Горкин в новой поддевке, на шее у него розовый платочек, под бородкой. Свечка у него красная, обвита золотцем.
— Крестный ход сейчас, пойдем распоряжаться. Едва пробираемся в народе. Пасочная палатка — золотая от огоньков, розовое там, снежное. Горкин наказывает нашим:
— Жди моего голосу! Как показался ход, скричу — вали! — запущай враз ракетки! Ты, Степа… Аким, Гриша… Нитку я подожгу, давай мне зажигальник! Четвертая — с колокольни.

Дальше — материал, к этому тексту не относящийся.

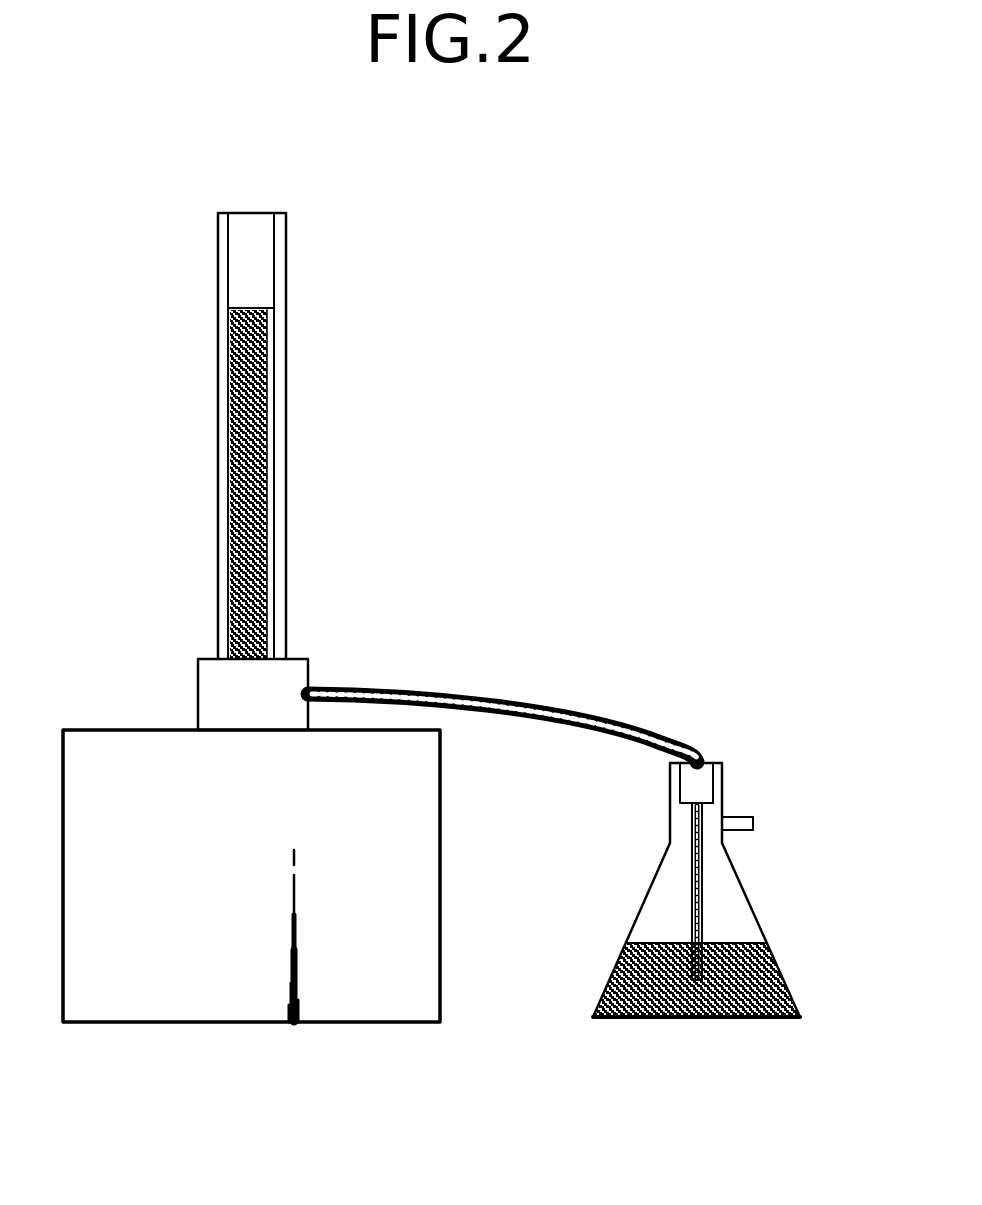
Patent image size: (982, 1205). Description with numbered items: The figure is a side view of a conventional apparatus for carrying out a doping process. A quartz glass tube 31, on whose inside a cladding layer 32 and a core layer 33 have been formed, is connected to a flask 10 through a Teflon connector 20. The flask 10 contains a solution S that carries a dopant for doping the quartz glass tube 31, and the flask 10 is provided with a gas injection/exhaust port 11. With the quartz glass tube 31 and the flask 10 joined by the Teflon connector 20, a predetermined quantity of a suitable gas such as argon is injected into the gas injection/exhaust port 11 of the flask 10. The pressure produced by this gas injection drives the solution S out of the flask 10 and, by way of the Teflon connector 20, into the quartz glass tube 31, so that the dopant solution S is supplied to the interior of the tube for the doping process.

The quartz glass tube 31 is at (278, 250).
The cladding layer 32 is at (283, 340).
The core layer 33 is at (283, 396).
The Teflon connector 20 is at (208, 690).
The flask 10 is at (738, 922).
The gas injection/exhaust port 11 is at (755, 822).
The solution S is at (780, 975).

Митя, тама ты?!.
— Здесь, Михал Панкратыч, не сумлевайтесь!
— Фотогену на бочки налили?
— Все, враз засмолим!
— Митя! Как в большой ударишь разов пяток, сейчас на красный-согласный переходи, с перезвону на трезвон, без задержки… верти и верти во все! Опосля сам залезу. По-нашему, по-ростовски! Ну, дай Господи…
У него дрожит голос. Мы стоим с зажигальником у нитки. С паперти подают — идет! Уже слышно —
…Ангели по-ют на небеси-и..!
— В-вали-и!.. — вскрикивает Горкин, — и четыре ракеты враз с шипеньем рванулись в небо и рассыпались щелканьем на семицветные яблочки. Полыхнули «смолянки», и огненный змей запрыгал во всех концах, роняя пылающие хлопья.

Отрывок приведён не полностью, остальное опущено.